O que está em jogo é "determinar como seremos compensados financeiramente pela difusão em streaming", não apenas agora, mas também no futuro, disse à France-Presse um argumentista de televisão de Los Angeles.
Os argumentistas dizem que está a ser difícil ganhar a vida com o seu trabalho, com salários desfasados ou mesmo em queda devido à inflação, enquanto os seus empregadores obtêm lucros e aumentam os salários dos seus executivos.
Estima-se que nunca tenha havido tantos argumentistas a trabalhar pelo salário mínimo fixado pelos sindicatos, enquanto os canais de televisão contratam menos pessoas para escrever séries, que são cada vez mais curtas.
Netflix, "única plataforma lucrativa"
Um dos principais pontos de discórdia é sobre como os argumentistas são pagos pelas séries difundidas por streaming, que em plataformas como a Netflix costumam permanecer disponíveis durante anos após terem sido escritas.
A AMPTP afirmou que a exigência do sindicato por "funcionários obrigatórios" nos estúdios, o que implicaria um quadro fixo de argumentistas "durante um período específico, sejam eles necessários ou não", foi um dos pontos de divergência.
Outro ponto foi a fórmula de pagamento dos argumentistas das séries exibidas nas plataformas de streaming, que em empresas como Netflix costumam ficar disponíveis durante anos.
Há várias décadas, os argumentistas recebem "direitos residuais" pela reutilização das suas obras, por exemplo, em repetições de televisão ou vendas de DVD. Isto é, uma percentagem das receitas do respetivo estúdio para o filme ou programa, ou uma taxa fixa por cada vez que um episódio é exibido.
Porém, com o streaming, os argumentistas simplesmente obtêm um pagamento anual fixo, mesmo se o seu trabalho tiver um grande sucesso, como "Bridgerton" ou "Stranger Things", vistas por milhões de espectadores em todo o mundo.
O WGA pede a reavaliação destes valores, hoje "baixos demais em vista do maciço reaproveitamento internacional" destes programas. O sindicato também quer discutir o impacto futuro da inteligência artificial na profissão de argumentista.

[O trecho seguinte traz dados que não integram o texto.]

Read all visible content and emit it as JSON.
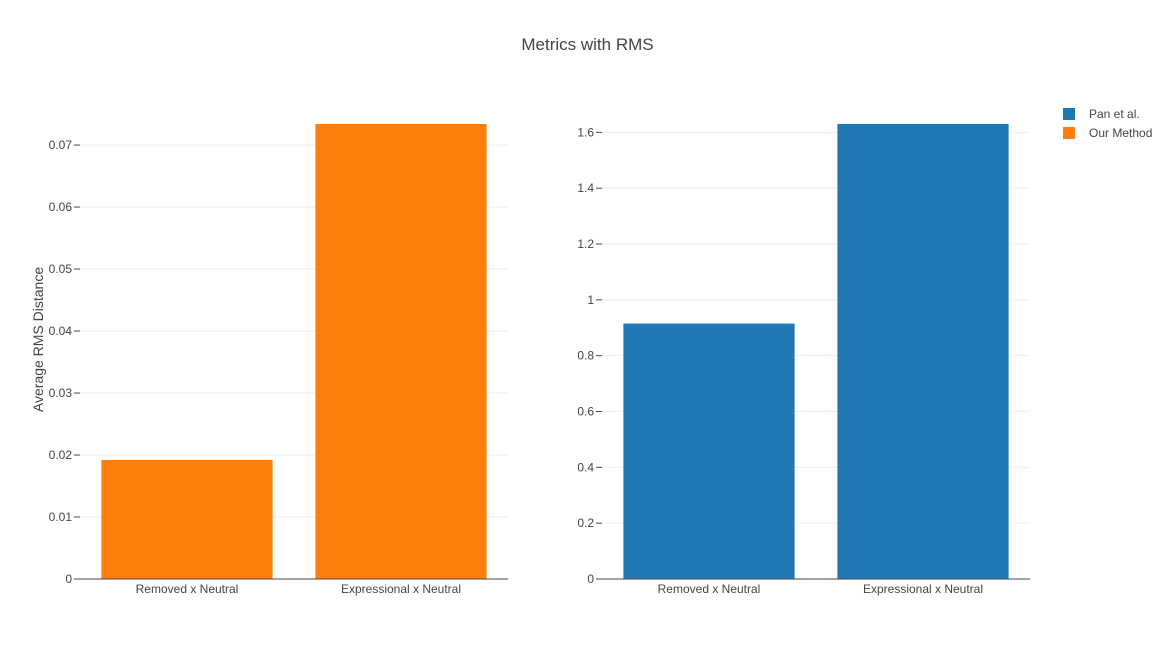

Os estúdios, representados pela Aliança de Produtores de Cinema e Televisão (Alliance of Motion Picture and Television Producers - AMPTP), afirmam que os "pagamentos residuais" aos argumentistas atingiram um recorde de 494 milhões de dólares em 2021, contra 333 milhões dez anos antes.
Isto ocorreu, em grande parte, graças ao auge dos trabalhos de argumentistas vinculado ao aumento da procura de conteúdo por streaming.
Após os elevados gastos dos últimos anos, quando as plataformas de streaming concorrentes tentavam a todo custo aumentar os seus subscritores, os estúdios agora estão sob intensa pressão dos investidores para cortar gastos e obter lucro. E negam utilizar as dificuldades financeiras como pretexto para reforçar a sua posição nas negociações com os argumentistas.
"Acredita que Disney demitiria sete mil pessoas por diversão?", indicou um fonte próxima à AMPTP.
"Há uma única plataforma [de streaming] que é lucrativa neste momento, e esta é a Netflix. A indústria cinematográfica também é um setor bastante competitivo", afirmou.
Mas a greve dos argumentistas pode ser apenas o início: expiram em junho os contratos com o DGA, sindicato dos realizadores, e o SAG-AFTRA, o dos atores, que expressaram solidariedade com os argumentistas.
Alguns dos mesmos temas à volta do negócio dos streaming estarão presentes nessas negociações. A que juntará realizadores e a AMPTP começa a 10 de maio.
"Tudo mudou com as plataformas de streaming e todos devem ser compensados pelo seu trabalho", declarou a atriz Amanda Seyfried à revista Variety na segunda-feira.
A greve também foi apoiada esta terça-feira pelo sindicato dos produtores, que destaca que se trata de uma "decisão difícil" para lutar por uma "mudança significativa".